The latest OpenAI large language model, GPT-5, has demonstrated “shockingly low” safety, with the raw model without a system prompt “nearly unusable for enterprise out of the box.” Several security teams managed to jailbreak GPT-5 in less than 24 hours after its release.
Security researchers have already discovered serious vulnerabilities in the new GPT-5.
SPLX, an AI security startup, utilized over 1,000 adversarial prompts in different configurations and found that the raw, unguarded GPT-5 without a system prompt will fall for 89% of attacks.

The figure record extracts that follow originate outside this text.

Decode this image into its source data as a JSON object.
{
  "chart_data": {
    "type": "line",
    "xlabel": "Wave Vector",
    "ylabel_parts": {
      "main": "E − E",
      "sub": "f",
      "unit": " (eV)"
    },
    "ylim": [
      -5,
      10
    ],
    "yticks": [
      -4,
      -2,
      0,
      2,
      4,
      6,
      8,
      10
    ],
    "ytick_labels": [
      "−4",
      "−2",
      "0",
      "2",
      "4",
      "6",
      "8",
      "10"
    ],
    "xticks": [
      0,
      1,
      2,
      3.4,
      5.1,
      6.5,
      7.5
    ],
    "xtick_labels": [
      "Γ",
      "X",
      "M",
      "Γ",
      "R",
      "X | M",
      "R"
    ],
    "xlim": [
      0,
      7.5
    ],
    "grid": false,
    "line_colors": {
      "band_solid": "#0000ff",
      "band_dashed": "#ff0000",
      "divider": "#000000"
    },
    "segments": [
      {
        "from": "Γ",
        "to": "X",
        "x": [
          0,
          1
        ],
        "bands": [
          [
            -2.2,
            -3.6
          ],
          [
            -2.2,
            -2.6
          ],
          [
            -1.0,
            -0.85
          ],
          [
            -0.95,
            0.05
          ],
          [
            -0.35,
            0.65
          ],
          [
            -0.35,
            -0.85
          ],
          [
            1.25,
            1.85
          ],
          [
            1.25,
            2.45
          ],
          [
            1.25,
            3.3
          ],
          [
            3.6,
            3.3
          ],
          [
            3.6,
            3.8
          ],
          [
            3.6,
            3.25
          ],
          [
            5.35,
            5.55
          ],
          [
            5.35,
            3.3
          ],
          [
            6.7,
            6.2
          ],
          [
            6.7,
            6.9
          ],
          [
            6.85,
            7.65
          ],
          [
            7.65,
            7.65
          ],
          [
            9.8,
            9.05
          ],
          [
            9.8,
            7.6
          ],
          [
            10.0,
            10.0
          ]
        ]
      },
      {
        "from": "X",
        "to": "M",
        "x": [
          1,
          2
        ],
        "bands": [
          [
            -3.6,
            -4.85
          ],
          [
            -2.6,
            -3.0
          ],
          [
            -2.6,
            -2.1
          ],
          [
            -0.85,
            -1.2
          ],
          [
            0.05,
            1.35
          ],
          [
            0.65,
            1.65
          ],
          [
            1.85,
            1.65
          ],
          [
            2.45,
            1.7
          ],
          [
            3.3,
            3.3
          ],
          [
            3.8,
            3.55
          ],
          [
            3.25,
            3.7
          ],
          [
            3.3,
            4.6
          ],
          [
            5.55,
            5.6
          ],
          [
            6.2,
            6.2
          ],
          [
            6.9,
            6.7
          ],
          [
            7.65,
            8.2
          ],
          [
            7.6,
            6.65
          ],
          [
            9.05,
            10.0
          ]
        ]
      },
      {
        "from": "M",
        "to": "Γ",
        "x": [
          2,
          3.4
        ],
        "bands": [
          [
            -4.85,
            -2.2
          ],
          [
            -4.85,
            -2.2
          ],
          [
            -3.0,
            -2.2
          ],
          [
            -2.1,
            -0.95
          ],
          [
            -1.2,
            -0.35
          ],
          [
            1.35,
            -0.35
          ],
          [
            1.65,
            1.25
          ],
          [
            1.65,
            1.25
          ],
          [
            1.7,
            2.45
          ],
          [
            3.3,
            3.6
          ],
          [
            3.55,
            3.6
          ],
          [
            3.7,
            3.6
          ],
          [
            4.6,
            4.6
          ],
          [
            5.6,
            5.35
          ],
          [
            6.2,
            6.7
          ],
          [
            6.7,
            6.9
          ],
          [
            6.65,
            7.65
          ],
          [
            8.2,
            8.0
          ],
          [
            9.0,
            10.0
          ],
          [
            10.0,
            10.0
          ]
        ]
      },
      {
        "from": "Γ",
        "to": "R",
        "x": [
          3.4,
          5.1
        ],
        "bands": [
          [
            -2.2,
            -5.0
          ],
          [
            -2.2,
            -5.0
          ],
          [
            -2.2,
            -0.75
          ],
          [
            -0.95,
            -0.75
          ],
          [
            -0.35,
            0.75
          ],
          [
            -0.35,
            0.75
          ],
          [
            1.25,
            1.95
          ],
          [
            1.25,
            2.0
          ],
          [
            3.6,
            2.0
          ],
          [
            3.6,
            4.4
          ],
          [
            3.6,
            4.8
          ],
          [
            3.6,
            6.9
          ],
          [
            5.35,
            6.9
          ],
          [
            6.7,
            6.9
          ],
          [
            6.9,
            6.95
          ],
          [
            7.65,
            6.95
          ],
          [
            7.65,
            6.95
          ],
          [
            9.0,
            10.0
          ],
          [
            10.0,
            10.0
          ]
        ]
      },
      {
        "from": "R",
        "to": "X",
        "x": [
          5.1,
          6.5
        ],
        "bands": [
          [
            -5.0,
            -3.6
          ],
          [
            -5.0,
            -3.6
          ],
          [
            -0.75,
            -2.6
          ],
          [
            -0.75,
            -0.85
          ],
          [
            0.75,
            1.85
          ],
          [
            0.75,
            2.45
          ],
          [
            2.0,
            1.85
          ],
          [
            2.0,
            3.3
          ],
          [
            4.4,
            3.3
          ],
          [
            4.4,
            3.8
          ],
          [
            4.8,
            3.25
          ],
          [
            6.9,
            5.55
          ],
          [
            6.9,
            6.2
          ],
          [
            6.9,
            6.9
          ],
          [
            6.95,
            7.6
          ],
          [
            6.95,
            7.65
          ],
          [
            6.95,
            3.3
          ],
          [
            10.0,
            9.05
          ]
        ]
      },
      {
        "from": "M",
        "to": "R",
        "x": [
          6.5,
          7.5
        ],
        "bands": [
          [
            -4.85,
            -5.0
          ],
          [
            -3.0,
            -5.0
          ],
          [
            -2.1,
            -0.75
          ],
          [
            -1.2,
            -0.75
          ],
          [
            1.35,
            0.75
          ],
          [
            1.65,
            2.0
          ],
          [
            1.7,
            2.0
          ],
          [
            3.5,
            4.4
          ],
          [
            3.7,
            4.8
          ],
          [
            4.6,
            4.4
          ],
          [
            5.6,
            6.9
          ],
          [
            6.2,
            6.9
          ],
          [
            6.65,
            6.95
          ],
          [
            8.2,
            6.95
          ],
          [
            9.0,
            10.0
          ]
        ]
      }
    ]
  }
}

This demonstrates 11% overall performance score.
OpenAI’s system prompt, a “basic prompt layer,” decreases the success rate of attacks to 43%. While this massively improves hallucination handling and safety, the overall score is still very low, and the older GPT-4o model outperforms its successor across the board.

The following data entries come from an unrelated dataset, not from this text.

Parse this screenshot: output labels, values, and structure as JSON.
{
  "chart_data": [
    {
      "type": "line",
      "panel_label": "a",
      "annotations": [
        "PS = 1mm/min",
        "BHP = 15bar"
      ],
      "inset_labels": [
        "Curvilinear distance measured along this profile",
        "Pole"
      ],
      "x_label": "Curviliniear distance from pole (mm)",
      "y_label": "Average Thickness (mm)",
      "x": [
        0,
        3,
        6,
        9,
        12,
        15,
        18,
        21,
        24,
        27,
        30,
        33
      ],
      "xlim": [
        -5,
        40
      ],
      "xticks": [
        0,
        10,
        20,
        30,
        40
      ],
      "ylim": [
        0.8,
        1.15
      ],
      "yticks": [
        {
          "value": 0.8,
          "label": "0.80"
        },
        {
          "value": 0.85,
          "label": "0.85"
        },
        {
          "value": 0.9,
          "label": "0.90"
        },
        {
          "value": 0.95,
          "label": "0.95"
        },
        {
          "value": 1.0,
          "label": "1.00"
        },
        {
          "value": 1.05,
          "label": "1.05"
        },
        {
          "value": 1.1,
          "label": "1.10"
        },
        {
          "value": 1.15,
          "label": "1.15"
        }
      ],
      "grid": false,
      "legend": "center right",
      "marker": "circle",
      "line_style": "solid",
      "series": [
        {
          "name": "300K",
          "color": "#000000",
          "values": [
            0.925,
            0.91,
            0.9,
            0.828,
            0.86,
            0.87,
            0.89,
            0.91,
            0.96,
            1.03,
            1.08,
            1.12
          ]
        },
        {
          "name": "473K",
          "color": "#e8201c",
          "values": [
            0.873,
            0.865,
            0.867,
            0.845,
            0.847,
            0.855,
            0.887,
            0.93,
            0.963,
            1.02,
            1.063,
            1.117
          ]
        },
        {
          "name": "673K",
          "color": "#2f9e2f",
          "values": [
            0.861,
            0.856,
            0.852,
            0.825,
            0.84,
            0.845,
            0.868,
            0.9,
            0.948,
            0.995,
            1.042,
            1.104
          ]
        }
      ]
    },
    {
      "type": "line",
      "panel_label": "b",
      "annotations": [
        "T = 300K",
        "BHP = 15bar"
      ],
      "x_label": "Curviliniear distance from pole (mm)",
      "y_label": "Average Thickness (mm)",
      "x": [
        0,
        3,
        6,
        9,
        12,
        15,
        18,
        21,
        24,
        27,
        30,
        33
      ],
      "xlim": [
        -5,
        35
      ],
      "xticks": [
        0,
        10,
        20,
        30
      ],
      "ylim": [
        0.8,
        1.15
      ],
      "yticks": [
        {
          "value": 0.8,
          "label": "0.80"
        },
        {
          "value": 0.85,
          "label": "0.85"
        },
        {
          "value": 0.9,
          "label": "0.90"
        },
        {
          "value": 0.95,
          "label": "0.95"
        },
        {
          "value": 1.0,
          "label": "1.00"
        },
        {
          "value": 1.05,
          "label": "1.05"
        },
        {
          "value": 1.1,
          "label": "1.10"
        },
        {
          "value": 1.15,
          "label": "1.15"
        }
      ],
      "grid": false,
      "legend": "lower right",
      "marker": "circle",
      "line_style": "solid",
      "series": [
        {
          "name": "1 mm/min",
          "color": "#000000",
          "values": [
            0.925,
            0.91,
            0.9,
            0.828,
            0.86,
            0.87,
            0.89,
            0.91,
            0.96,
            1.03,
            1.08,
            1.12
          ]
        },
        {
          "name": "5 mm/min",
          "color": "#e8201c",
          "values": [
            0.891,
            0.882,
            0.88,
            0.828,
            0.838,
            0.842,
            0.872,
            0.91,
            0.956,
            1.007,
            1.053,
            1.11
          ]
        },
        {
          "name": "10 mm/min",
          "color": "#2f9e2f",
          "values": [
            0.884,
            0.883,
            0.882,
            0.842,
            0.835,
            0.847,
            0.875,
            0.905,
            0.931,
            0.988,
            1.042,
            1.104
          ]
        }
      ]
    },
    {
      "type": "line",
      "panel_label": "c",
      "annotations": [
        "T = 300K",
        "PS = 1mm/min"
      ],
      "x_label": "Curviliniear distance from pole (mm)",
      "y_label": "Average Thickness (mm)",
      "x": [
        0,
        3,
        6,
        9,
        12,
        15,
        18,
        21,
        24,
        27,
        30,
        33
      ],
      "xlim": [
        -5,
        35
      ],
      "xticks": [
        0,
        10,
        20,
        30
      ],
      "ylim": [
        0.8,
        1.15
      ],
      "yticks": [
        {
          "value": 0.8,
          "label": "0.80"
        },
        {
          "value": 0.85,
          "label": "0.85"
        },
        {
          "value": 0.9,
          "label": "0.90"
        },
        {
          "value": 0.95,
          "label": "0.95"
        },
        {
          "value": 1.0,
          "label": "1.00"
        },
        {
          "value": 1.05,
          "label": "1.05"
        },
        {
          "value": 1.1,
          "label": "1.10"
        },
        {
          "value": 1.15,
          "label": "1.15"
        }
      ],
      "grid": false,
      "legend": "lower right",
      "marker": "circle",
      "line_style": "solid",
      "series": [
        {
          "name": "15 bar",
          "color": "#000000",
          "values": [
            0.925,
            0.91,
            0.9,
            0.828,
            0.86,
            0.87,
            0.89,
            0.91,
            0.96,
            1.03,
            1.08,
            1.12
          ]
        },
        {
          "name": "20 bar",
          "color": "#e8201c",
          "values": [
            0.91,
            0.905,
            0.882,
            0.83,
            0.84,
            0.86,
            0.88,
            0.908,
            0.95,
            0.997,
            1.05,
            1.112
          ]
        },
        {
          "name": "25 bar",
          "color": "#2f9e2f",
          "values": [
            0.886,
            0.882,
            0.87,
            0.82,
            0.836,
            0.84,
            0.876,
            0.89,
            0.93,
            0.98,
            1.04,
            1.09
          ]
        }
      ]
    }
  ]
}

For comparison, the hardened GPT-4o model fell for only 3% of attacks, and demonstrated 97% overall score. The success rate of attacks against GPT-4o with a basic system prompt was 19% (81% score), and the model with no system prompt was vulnerable to 71% of attacks (29% score).

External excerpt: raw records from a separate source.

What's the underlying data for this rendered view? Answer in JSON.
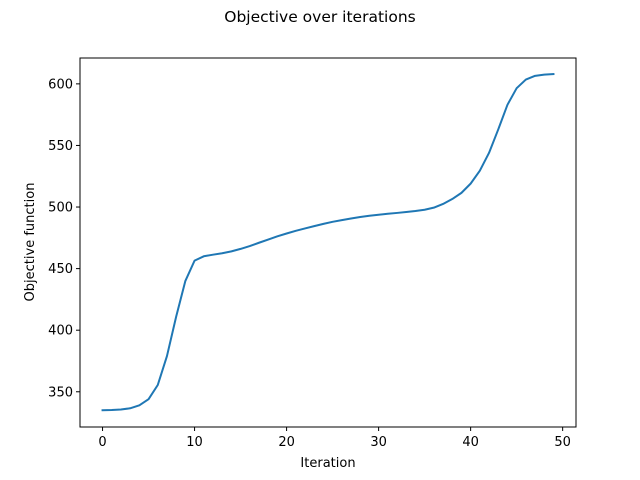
{
  "chart_data": {
    "type": "line",
    "title": "Objective over iterations",
    "xlabel": "Iteration",
    "ylabel": "Objective function",
    "xlim": [
      -2.45,
      51.45
    ],
    "ylim": [
      321.4,
      621.0
    ],
    "xticks": [
      0,
      10,
      20,
      30,
      40,
      50
    ],
    "yticks": [
      350,
      400,
      450,
      500,
      550,
      600
    ],
    "grid": false,
    "colors": {
      "line": "#1f77b4"
    },
    "series": [
      {
        "x": [
          0,
          1,
          2,
          3,
          4,
          5,
          6,
          7,
          8,
          9,
          10,
          11,
          12,
          13,
          14,
          15,
          16,
          17,
          18,
          19,
          20,
          21,
          22,
          23,
          24,
          25,
          26,
          27,
          28,
          29,
          30,
          31,
          32,
          33,
          34,
          35,
          36,
          37,
          38,
          39,
          40,
          41,
          42,
          43,
          44,
          45,
          46,
          47,
          48,
          49
        ],
        "y": [
          335.0,
          335.2,
          335.6,
          336.6,
          339.0,
          344.0,
          355.5,
          379.0,
          411.0,
          440.0,
          456.5,
          460.0,
          461.3,
          462.5,
          464.0,
          466.0,
          468.3,
          471.0,
          473.6,
          476.2,
          478.5,
          480.7,
          482.6,
          484.5,
          486.3,
          488.0,
          489.4,
          490.7,
          491.9,
          492.9,
          493.7,
          494.5,
          495.2,
          496.0,
          496.8,
          497.8,
          499.5,
          502.5,
          506.5,
          511.5,
          519.0,
          529.5,
          544.0,
          563.0,
          583.0,
          596.5,
          603.5,
          606.5,
          607.5,
          608.0
        ]
      }
    ]
  }
}
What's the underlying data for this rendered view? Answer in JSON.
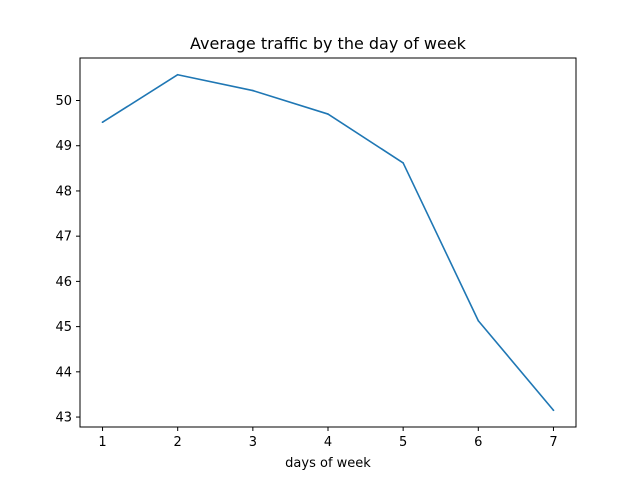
{
  "chart_data": {
    "type": "line",
    "title": "Average traffic by the day of week",
    "xlabel": "days of week",
    "ylabel": "",
    "x": [
      1,
      2,
      3,
      4,
      5,
      6,
      7
    ],
    "series": [
      {
        "values": [
          49.52,
          50.57,
          50.22,
          49.7,
          48.62,
          45.13,
          43.15
        ],
        "color": "#1f77b4"
      }
    ],
    "xlim": [
      0.7,
      7.3
    ],
    "ylim": [
      42.78,
      50.94
    ],
    "xticks": [
      1,
      2,
      3,
      4,
      5,
      6,
      7
    ],
    "yticks": [
      43,
      44,
      45,
      46,
      47,
      48,
      49,
      50
    ],
    "grid": false,
    "legend": "none"
  }
}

“GPT-5, with all its new ‘reasoning’ upgrades, fell for basic adversarial logic tricks,” the team warns in a report.
“GPT-4o remains the most robust model under SPLX’s red teaming, especially when hardened.”
The researchers noted that one of the most effective jailbreaking techniques was using obfuscated prompts, which rely on inserting hyphens between every character and wrapping the prompt in a fake encryption challenge. They also demonstrated that GPT-5 generates responses on how to build a bomb.
SPLX warns organizations not to trust the default configuration of GPT-5, apply hardening before deployment, and add a runtime protection layer for enterprise use. Similar vulnerabilities in other LLMs suggest systemic weaknesses.
“GPT-5 shows powerful baseline capability, but default safety is still shockingly low,” the report concludes.
“GPT-5’s raw model is nearly unusable for enterprise out of the box.”
A separate team of researchers at NeuralTrust confirmed that GPT-5 is vulnerable to two adversarial prompt techniques, “Echo Chamber” and “Storytelling.”
The echo chamber method relies on including a “subtly poisonous” conversational context in the prompt. Subsequent prompts echo this poisoned context and gradually strengthen it. The storytelling angle functions as a camouflage to trick the chatbot.
The report only specifies that GPT-5 generated content related to Molotov cocktails, which is not highly sensitive and already widely available on the internet, including Wikipedia.